Abstract

The design, fabrication, and characterization of wafer-scale, zero-bias power detectors based on 2D MoS2 field-effect transistors (FETs) are demonstrated. The MoS2 FETs are fabricated using a wafer-scale process on 8 mu m-thick polyimide film, which, in principle, serves as a flexible substrate. The performances of two chemical vapor deposition MoS2 sheets, grown with different processes and showing different thicknesses, are analyzed and compared from the single device fabrication and characterization steps to the circuit level. The power-detector prototypes exploit the nonlinearity of the transistors above the cut-off frequency of the devices. The proposed detectors are designed employing a transistor model based on measurement results.

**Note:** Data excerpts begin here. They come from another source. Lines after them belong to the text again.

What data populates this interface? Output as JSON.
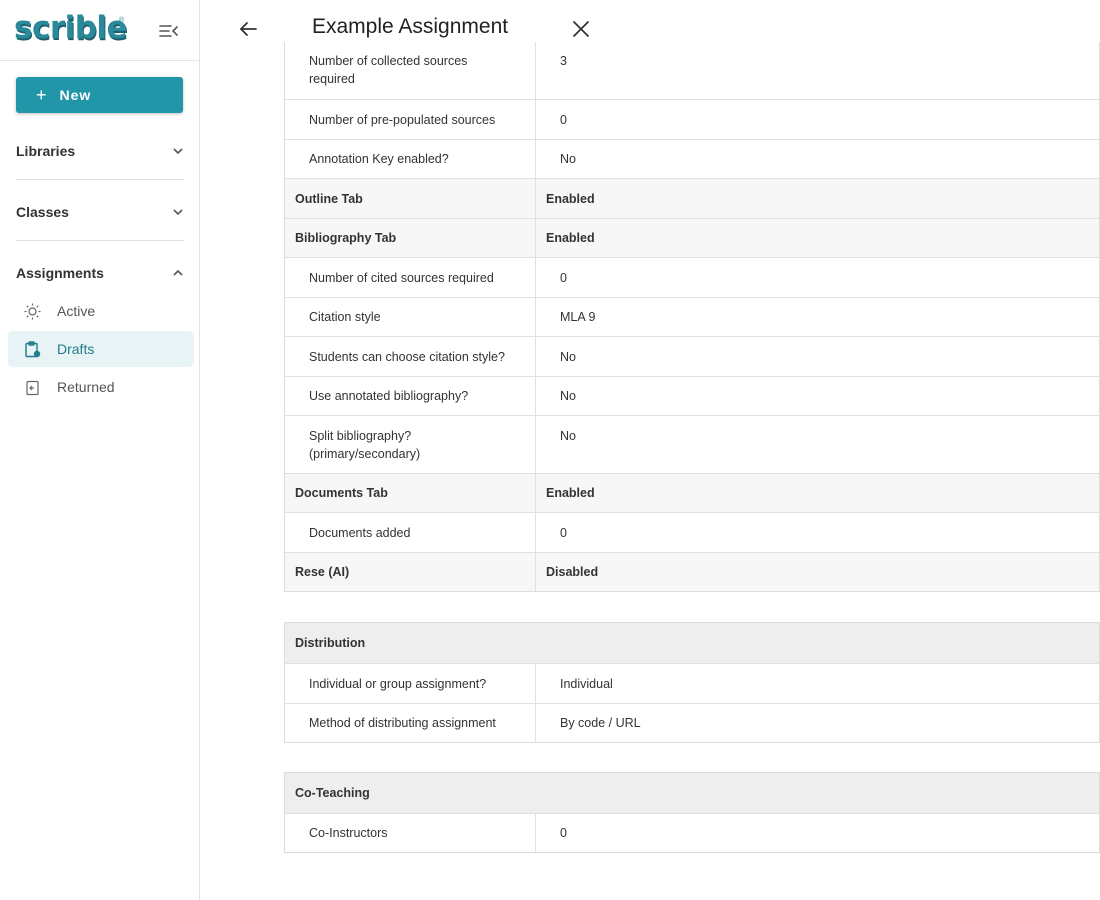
{
  "sidebar": {
    "logo": "scrible",
    "logo_mark": "®",
    "new_label": "New",
    "sections": {
      "libraries": "Libraries",
      "classes": "Classes",
      "assignments": "Assignments"
    },
    "assignment_items": {
      "active": "Active",
      "drafts": "Drafts",
      "returned": "Returned"
    },
    "accent_color": "#2096a8"
  },
  "header": {
    "title": "Example Assignment"
  },
  "settings": {
    "collected_sources_label": "Number of collected sources required",
    "collected_sources_value": "3",
    "prepopulated_label": "Number of pre-populated sources",
    "prepopulated_value": "0",
    "annotation_key_label": "Annotation Key enabled?",
    "annotation_key_value": "No",
    "outline_tab_label": "Outline Tab",
    "outline_tab_value": "Enabled",
    "bibliography_tab_label": "Bibliography Tab",
    "bibliography_tab_value": "Enabled",
    "cited_sources_label": "Number of cited sources required",
    "cited_sources_value": "0",
    "citation_style_label": "Citation style",
    "citation_style_value": "MLA 9",
    "choose_style_label": "Students can choose citation style?",
    "choose_style_value": "No",
    "annotated_bib_label": "Use annotated bibliography?",
    "annotated_bib_value": "No",
    "split_bib_label_1": "Split bibliography?",
    "split_bib_label_2": "(primary/secondary)",
    "split_bib_value": "No",
    "documents_tab_label": "Documents Tab",
    "documents_tab_value": "Enabled",
    "documents_added_label": "Documents added",
    "documents_added_value": "0",
    "rese_label": "Rese (AI)",
    "rese_value": "Disabled"
  },
  "distribution": {
    "heading": "Distribution",
    "type_label": "Individual or group assignment?",
    "type_value": "Individual",
    "method_label": "Method of distributing assignment",
    "method_value": "By code / URL"
  },
  "coteaching": {
    "heading": "Co-Teaching",
    "instructors_label": "Co-Instructors",
    "instructors_value": "0"
  }
}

The fabricated circuits operate in the Ku-band between 12 and 18 GHz, with a demonstrated voltage responsivity of 45 V W-1 at 18 GHz in the case of monolayer MoS2 and 104 V W-1 at 16 GHz in the case of multilayer MoS2, both achieved without applied DC bias. They are the best-performing power detectors fabricated on flexible substrate reported to date. The measured dynamic range exceeds 30 dB, outperforming other semiconductor technologies like silicon complementary metal-oxide-semiconductor circuits and GaAs Schottky diodes.